In the second place, the plaintiffs do not show that the holding of the hearing will cause irreparable injury. They argue that the raising of any question as to their right to continue as bargaining representatives will cause them to lose membership dues. But any such loss does not result from the action of the defendants but from voluntary *718 conduct by members of the union who resign.
For the foregoing reasons, even on the assumption that the court had jurisdiction, the judgment appealed from was correct.

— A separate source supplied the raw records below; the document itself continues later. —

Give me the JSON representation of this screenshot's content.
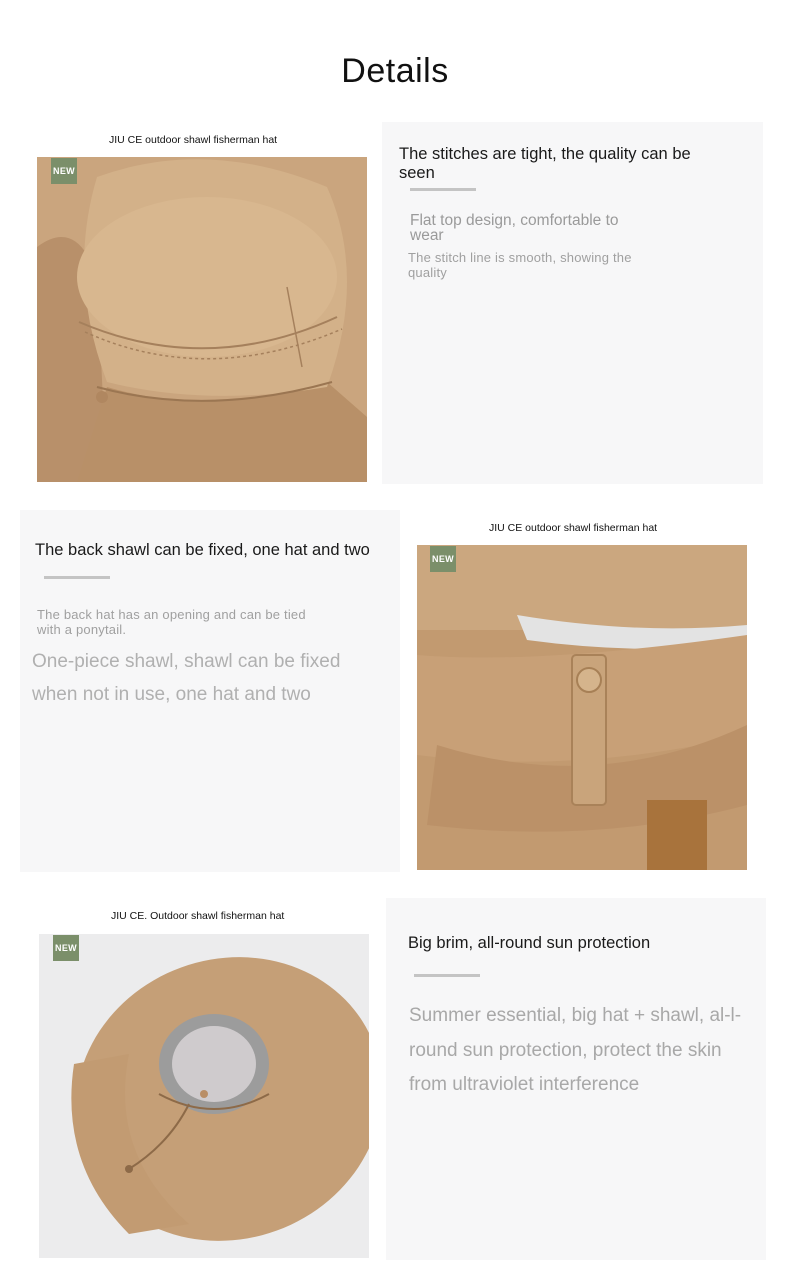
{
  "page": {
    "title": "Details"
  },
  "sections": [
    {
      "caption": "JIU CE outdoor shawl fisherman hat",
      "badge": "NEW",
      "heading": "The stitches are tight, the quality can be seen",
      "subheading": "Flat top design, comfortable to wear",
      "body": "The stitch line is smooth, showing the quality"
    },
    {
      "caption": "JIU CE outdoor shawl fisherman hat",
      "badge": "NEW",
      "heading": "The back shawl can be fixed, one hat and two",
      "subheading": "The back hat has an opening and can be tied with a ponytail.",
      "body": "One-piece shawl, shawl can be fixed when not in use, one hat and two"
    },
    {
      "caption": "JIU CE. Outdoor shawl fisherman hat",
      "badge": "NEW",
      "heading": "Big brim, all-round sun protection",
      "body": "Summer essential, big hat + shawl, al-l-round sun protection, protect the skin from ultraviolet interference"
    }
  ],
  "colors": {
    "hat_khaki": "#c9a47d",
    "badge_green": "#7b8f6a",
    "panel_bg": "#f7f7f8"
  }
}
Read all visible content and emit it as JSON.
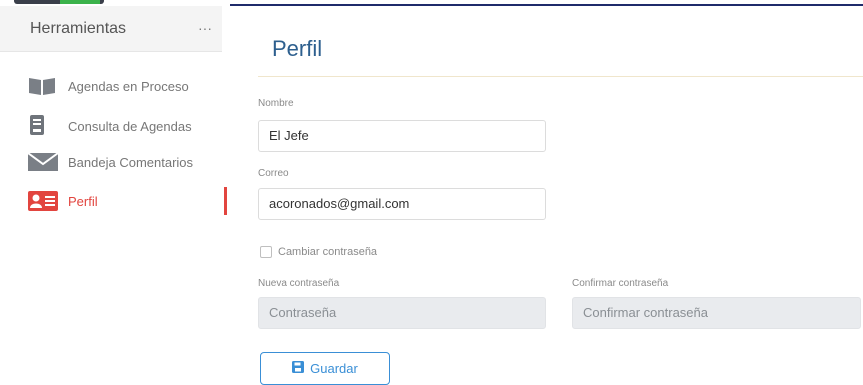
{
  "sidebar": {
    "title": "Herramientas",
    "more_label": "···",
    "items": [
      {
        "label": "Agendas en Proceso",
        "icon": "book-icon"
      },
      {
        "label": "Consulta de Agendas",
        "icon": "document-icon"
      },
      {
        "label": "Bandeja Comentarios",
        "icon": "envelope-icon"
      },
      {
        "label": "Perfil",
        "icon": "profile-card-icon"
      }
    ]
  },
  "main": {
    "title": "Perfil",
    "nombre": {
      "label": "Nombre",
      "value": "El Jefe"
    },
    "correo": {
      "label": "Correo",
      "value": "acoronados@gmail.com"
    },
    "cambiar_label": "Cambiar contraseña",
    "nueva": {
      "label": "Nueva contraseña",
      "placeholder": "Contraseña"
    },
    "confirmar": {
      "label": "Confirmar contraseña",
      "placeholder": "Confirmar contraseña"
    },
    "save_label": "Guardar"
  },
  "colors": {
    "accent": "#2d5f8e",
    "active": "#e2453f",
    "button": "#3a8fd6"
  }
}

It is affirmed.
[1] The plaintiffs are unincorporated associations suing in the names of their respective presidents.
[2] "(c) (1) Whenever a petition shall have been filed, in accordance with such regulations as may be prescribed by the Board
"(A) by an employee or group of employees or any individual or labor organization acting in their behalf alleging that a substantial number of employees * * * (ii) assert that the individual or labor organization, which has been certified or is being currently recognized by their employer as the bargaining representative, is no longer a representative as defined in section 9(a); * * *
the Board shall investigate such petition and if it has reasonable cause to believe that a question of representation affecting commerce exists shall provide for an appropriate hearing upon due notice * * *"
[3] Support for this view may be found in the legislative history of the original National Labor Relations Act. See Sen. Rep. No. 573, 74th Cong., 1st Sess., p. 14; House Rep. No. 1147, 74th Cong., 1st Sess., p. 23; 79 Cong. Rec. 7658; Hearings before Senate Committee on Education and Labor, 66th Cong. (1939) pp. 460-3. And also in the legislative history of the Labor-Management Relations Act, 1947. Conf. Rep., House Rep. No. 510, 80th Cong., 1st Sess., pp. 56-7; 93 Cong. Rec. 6444.

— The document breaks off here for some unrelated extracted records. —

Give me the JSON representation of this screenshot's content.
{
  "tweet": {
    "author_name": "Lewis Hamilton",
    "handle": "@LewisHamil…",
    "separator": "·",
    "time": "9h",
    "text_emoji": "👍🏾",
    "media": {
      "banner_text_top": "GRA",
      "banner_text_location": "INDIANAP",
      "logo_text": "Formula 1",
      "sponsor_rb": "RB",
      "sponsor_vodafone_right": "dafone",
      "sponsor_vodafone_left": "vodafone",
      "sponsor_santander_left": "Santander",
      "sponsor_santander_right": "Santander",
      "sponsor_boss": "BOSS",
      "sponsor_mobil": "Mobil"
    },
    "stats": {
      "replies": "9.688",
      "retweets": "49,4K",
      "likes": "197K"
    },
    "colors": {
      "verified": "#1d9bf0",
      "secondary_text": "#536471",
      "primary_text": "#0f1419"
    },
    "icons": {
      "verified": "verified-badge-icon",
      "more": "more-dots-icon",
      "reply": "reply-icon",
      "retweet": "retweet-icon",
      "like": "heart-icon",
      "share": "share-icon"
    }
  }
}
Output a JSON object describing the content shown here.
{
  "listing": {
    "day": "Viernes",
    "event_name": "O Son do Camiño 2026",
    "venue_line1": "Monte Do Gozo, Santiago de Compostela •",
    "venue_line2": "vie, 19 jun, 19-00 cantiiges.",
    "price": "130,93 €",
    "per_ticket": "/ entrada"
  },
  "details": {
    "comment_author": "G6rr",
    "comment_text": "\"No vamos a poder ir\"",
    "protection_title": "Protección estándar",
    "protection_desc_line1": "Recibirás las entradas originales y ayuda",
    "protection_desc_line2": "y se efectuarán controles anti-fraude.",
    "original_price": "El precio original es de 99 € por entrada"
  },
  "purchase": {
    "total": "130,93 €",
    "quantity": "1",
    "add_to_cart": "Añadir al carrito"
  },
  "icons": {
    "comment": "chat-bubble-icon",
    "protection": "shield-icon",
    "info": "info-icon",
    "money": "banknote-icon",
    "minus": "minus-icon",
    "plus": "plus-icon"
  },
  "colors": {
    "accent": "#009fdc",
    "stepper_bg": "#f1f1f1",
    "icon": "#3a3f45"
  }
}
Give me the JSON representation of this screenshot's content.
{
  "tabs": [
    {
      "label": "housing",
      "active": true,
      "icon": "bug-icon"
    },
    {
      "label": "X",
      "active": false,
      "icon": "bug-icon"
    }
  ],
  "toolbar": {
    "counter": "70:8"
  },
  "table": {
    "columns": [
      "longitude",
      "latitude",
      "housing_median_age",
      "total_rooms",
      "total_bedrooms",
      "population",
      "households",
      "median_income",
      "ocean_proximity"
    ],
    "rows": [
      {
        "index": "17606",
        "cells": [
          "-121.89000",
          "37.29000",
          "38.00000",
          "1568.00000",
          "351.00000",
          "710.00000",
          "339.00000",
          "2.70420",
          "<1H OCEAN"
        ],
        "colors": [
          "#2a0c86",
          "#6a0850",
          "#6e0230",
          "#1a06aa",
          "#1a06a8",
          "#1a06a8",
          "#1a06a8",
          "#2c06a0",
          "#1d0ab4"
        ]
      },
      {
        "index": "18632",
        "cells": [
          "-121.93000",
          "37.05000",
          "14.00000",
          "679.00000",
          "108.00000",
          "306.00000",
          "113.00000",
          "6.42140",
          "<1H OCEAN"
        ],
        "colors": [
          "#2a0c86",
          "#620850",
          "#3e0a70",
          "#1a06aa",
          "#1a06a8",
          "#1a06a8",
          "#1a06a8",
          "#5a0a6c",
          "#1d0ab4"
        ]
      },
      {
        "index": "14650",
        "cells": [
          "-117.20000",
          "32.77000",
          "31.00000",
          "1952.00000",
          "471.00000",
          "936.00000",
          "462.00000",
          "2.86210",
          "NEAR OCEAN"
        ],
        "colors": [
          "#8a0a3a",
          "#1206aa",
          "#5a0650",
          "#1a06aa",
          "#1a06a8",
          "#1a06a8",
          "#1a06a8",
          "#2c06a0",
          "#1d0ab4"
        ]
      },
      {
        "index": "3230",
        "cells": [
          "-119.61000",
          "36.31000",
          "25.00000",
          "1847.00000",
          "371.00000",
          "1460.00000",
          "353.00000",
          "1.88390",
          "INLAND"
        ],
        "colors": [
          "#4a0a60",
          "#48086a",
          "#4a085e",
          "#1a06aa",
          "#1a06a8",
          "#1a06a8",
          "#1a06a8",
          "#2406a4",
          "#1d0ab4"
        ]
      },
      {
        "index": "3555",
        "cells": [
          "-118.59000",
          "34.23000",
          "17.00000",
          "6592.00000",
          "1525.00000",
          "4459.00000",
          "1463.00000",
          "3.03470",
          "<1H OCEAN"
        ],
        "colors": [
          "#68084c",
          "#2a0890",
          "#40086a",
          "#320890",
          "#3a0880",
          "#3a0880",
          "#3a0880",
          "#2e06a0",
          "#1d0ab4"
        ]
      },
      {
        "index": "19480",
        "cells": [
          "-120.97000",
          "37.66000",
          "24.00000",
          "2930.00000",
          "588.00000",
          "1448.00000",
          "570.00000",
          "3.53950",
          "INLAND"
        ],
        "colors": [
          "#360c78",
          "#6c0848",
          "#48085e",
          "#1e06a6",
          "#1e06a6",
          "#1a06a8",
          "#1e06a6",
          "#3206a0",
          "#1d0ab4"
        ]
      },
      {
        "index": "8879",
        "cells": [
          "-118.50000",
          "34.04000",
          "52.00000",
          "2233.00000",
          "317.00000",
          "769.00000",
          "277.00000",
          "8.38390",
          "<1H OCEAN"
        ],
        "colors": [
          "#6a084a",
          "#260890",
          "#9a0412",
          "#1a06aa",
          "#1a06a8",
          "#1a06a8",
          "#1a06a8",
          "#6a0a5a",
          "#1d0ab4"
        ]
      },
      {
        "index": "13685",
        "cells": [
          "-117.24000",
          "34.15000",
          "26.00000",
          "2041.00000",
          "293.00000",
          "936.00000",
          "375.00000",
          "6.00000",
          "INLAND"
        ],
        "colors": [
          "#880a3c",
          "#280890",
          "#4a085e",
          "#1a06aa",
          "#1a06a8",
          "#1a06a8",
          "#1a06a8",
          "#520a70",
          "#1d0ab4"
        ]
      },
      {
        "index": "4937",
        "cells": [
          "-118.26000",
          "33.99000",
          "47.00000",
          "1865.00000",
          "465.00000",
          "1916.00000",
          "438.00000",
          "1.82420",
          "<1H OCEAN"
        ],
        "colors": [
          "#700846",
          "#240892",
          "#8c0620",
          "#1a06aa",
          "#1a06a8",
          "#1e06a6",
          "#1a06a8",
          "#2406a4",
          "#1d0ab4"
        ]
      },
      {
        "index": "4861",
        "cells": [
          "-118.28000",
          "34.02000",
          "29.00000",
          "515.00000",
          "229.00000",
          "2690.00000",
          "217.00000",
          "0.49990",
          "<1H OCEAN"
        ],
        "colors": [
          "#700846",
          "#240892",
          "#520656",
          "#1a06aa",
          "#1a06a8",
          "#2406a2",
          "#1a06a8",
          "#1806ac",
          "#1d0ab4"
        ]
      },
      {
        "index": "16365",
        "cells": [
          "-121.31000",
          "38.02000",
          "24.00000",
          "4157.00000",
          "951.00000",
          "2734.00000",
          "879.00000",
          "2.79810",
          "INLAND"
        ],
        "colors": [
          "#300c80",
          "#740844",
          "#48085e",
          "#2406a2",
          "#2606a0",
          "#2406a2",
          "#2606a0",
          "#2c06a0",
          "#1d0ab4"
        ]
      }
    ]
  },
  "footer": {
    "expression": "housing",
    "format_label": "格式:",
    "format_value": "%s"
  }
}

[4] The Supreme Court has expressly reserved decision on this question. See Inland Empire Council v. Mellis, 325 U.S. 697, 700, 65 S. Ct. 1316, 89 L. Ed. 1877; A. F. of L. v. N. L. R. B., 308 U.S. 401, 412, 60 S. Ct. 300, 84 L. Ed. 347. The failure to decide the point resulted from the lack of the "required" showing of "unlawful action by the Board and resulting injury" to petitioners.